Lady Shelburne lo miraba fijamente.

– Hemos podido comprobar que en el edificio sólo entró un hombre -replicó Monk, con la tirantez propia del que siente su dignidad ofendida- y disponemos de su descripción. -Miró directamente a los ojos azules, fríos y más bien sorprendidos de la dama-. Era un hombre de un metro ochenta, más o menos, de constitución sólida, según podía deducirse de las proporciones de su abrigo. Tenía la tez morena y llevaba el rostro completamente afeitado. Se sabe que fue a visitar al señor Yeats, que vive también en el edificio. Todavía no hemos hablado con el señor Yeats…

– ¿Porqué?

– Porque usted exigió que yo viniera a verla de inmediato y le informara del estado de nuestras gestiones, señora.

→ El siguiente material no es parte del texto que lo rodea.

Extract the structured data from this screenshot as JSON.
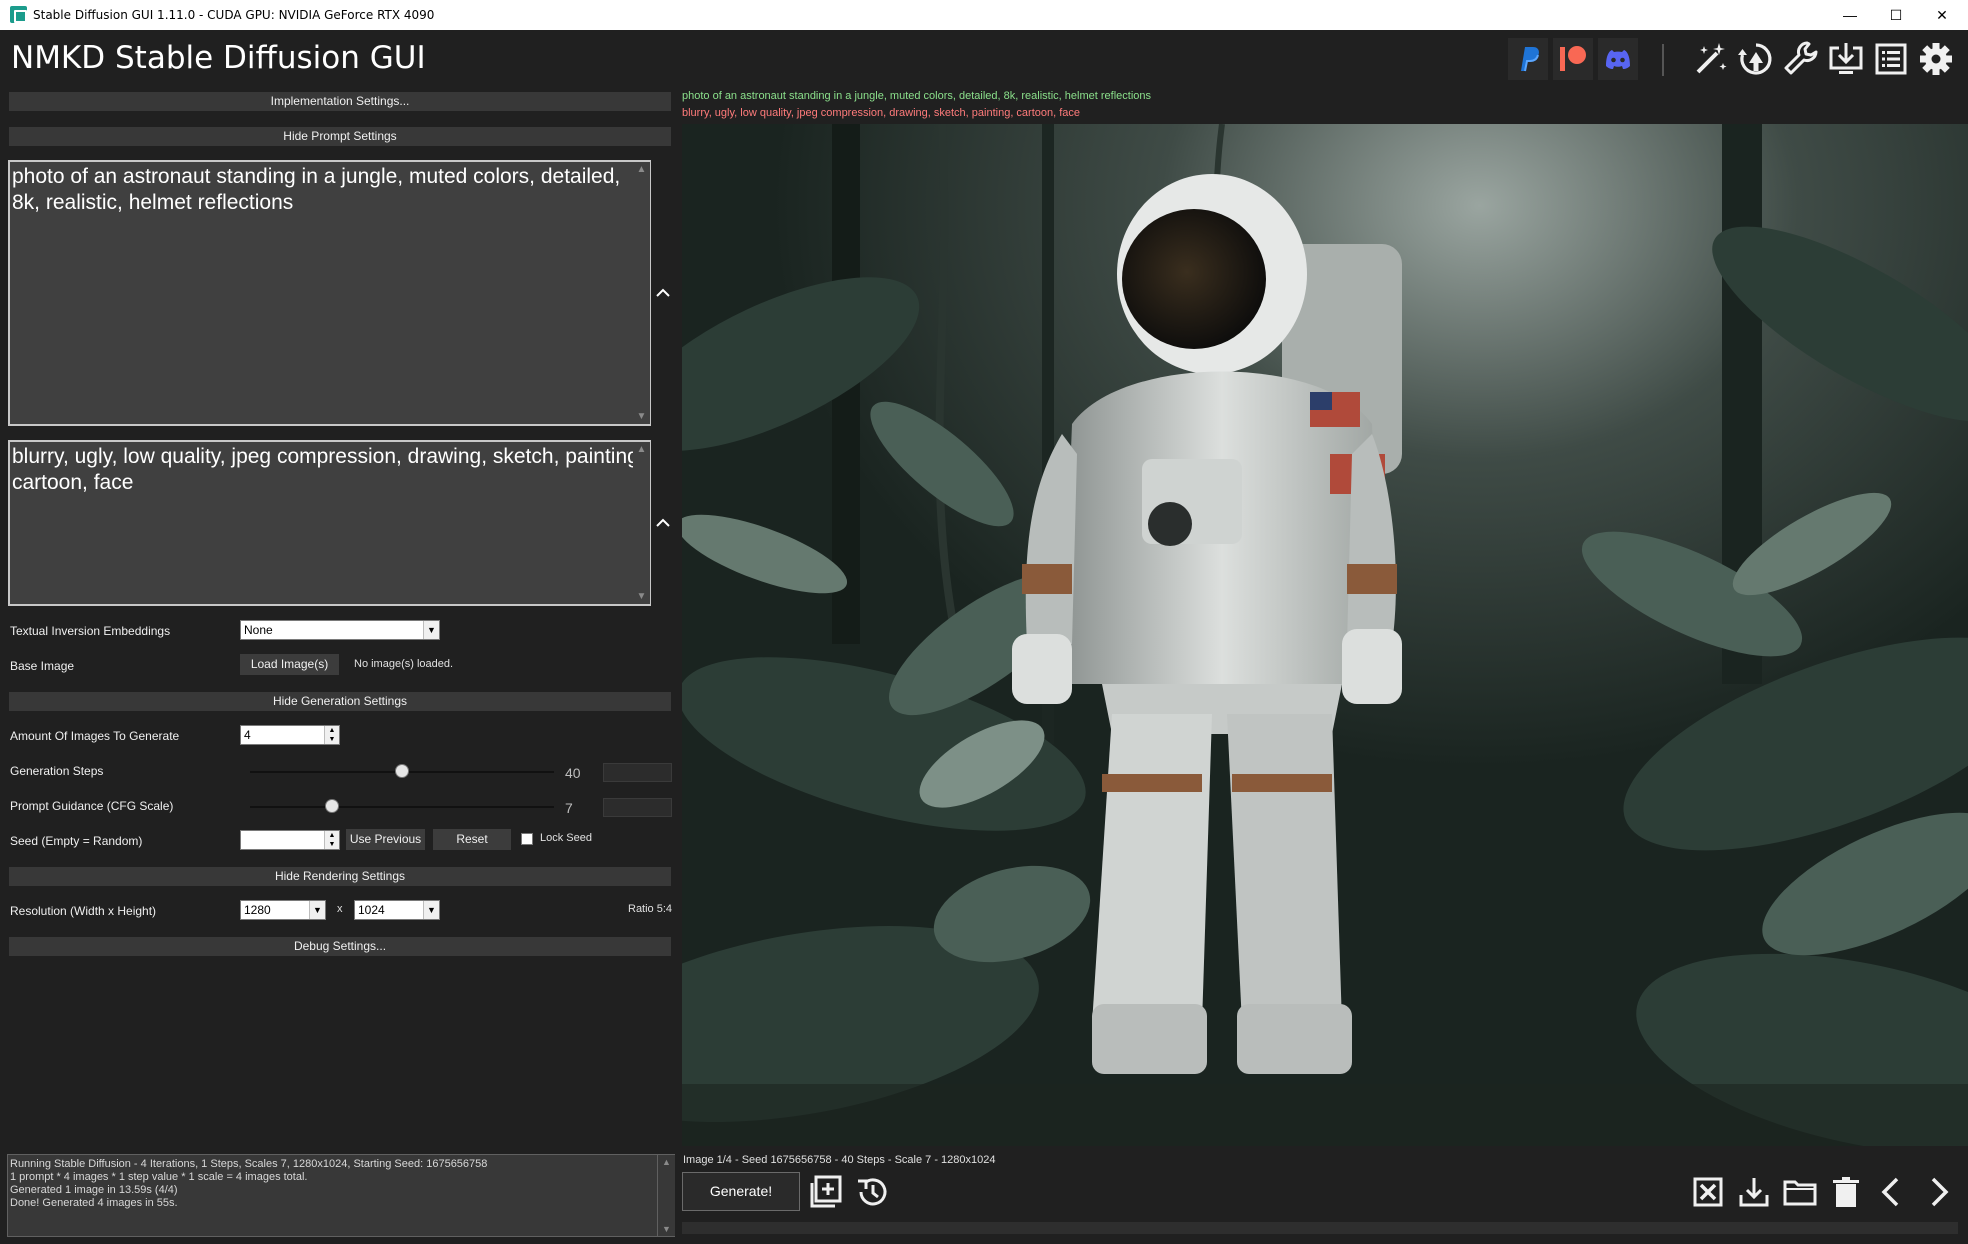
{
  "window": {
    "title": "Stable Diffusion GUI 1.11.0 - CUDA GPU: NVIDIA GeForce RTX 4090",
    "minimize_glyph": "—",
    "maximize_glyph": "☐",
    "close_glyph": "✕"
  },
  "header": {
    "app_title": "NMKD Stable Diffusion GUI",
    "icons": [
      "paypal-icon",
      "patreon-icon",
      "discord-icon",
      "magic-wand-icon",
      "model-merge-icon",
      "wrench-icon",
      "install-icon",
      "log-icon",
      "settings-gear-icon"
    ]
  },
  "sections": {
    "implementation": "Implementation Settings...",
    "prompt": "Hide Prompt Settings",
    "generation": "Hide Generation Settings",
    "rendering": "Hide Rendering Settings",
    "debug": "Debug Settings..."
  },
  "prompt": {
    "positive": "photo of an astronaut standing in a jungle, muted colors, detailed, 8k, realistic, helmet reflections",
    "negative": "blurry, ugly, low quality, jpeg compression, drawing, sketch, painting, cartoon, face"
  },
  "embeddings": {
    "label": "Textual Inversion Embeddings",
    "value": "None"
  },
  "base_image": {
    "label": "Base Image",
    "button": "Load Image(s)",
    "status": "No image(s) loaded."
  },
  "generation": {
    "amount_label": "Amount Of Images To Generate",
    "amount_value": "4",
    "steps_label": "Generation Steps",
    "steps_value": "40",
    "steps_fraction": 0.5,
    "cfg_label": "Prompt Guidance (CFG Scale)",
    "cfg_value": "7",
    "cfg_fraction": 0.27,
    "seed_label": "Seed (Empty = Random)",
    "seed_value": "",
    "use_previous": "Use Previous",
    "reset": "Reset",
    "lock_seed": "Lock Seed"
  },
  "rendering": {
    "resolution_label": "Resolution (Width x Height)",
    "width": "1280",
    "x": "x",
    "height": "1024",
    "ratio": "Ratio 5:4"
  },
  "log": [
    "Running Stable Diffusion - 4 Iterations, 1 Steps, Scales 7, 1280x1024, Starting Seed: 1675656758",
    "1 prompt * 4 images * 1 step value * 1 scale = 4 images total.",
    "Generated 1 image in 13.59s (4/4)",
    "Done! Generated 4 images in 55s."
  ],
  "image_info": {
    "prompt": "photo of an astronaut standing in a jungle, muted colors, detailed, 8k, realistic, helmet reflections",
    "negative": "blurry, ugly, low quality, jpeg compression, drawing, sketch, painting, cartoon, face",
    "status": "Image 1/4 - Seed 1675656758 - 40 Steps - Scale 7 - 1280x1024"
  },
  "toolbar": {
    "generate": "Generate!",
    "bottom_icons": [
      "add-to-queue-icon",
      "history-icon",
      "delete-image-icon",
      "save-image-icon",
      "open-folder-icon",
      "trash-icon",
      "previous-image-icon",
      "next-image-icon"
    ]
  },
  "colors": {
    "background": "#202020",
    "panel_header": "#383838",
    "prompt_positive_text": "#8be08b",
    "prompt_negative_text": "#ff7b7b",
    "patreon": "#f96854",
    "discord": "#5865f2",
    "paypal": "#1f74d6"
  }
}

Ésta enarcó las cejas con un aire de incredulidad en el que había mucho de desdén. El sarcasmo no la había rozado siquiera.

– Se supone que usted no es la única persona encargada de un caso tan importante como éste. Mi hijo fue un soldado valiente y distinguido que arriesgó su vida por su país. ¿Así se lo pagan?

– Londres es una ciudad en la que abundan los delitos, señora, y todo hombre o mujer qué muere asesinado supone siempre una pérdida para los suyos.

– No puede poner en el mismo platillo de la balanza la muerte del hijo de un marqués y la de un ladrón o un indigente de la calle -le espetó ella.

– Nadie tiene más de una vida que perder, señora, y todos somos iguales ante la ley o por lo menos deberíamos serlo.

– ¡Eso es una bobada! Hay personas destinadas a mandar y a hacer una contribución a la sociedad, pero no son mayoría. Mi hijo era uno de ellos.

– Algunos no tienen nada que… -comenzó a decir.

– ¡Por algo será! -le interrumpió ella-. De todos modos, no estoy de humor para oír sus consideraciones filosóficas. Siento piedad por los que están en el arroyo por los motivos que sea, pero se trata de gente que no me interesa. ¿Puede decirme qué hace para detener al loco que mató a mi hijo? ¿Sabe quiénes?

– No sabemos…

– ¿Entonces a qué esperan para descubrirlo?

Si aquella mujer abrigaba algún sentimiento debajo de su apariencia exquisita, al igual que tantas generaciones de los suyos había aprendido a disimularlo y a no dejarse llevar por la debilidad ni la vulgaridad. El valor y el buen gusto eran sus dioses lares y no les escatimaba sacrificio alguno, ni ninguno le parecía desmedido. Los hacía a diario y sin rechistar.

Monk ignoró la amonestación de Runcorn y se preguntó de paso cuántas veces habría hecho lo mismo en ocasiones anteriores. Había detectado cierta aspereza en el tono con el que Runcorm se le había dirigido aquella mañana, un tono excesivo para la contrariedad que el caso o la carta de lady Shelburne hubieran podido provocarle.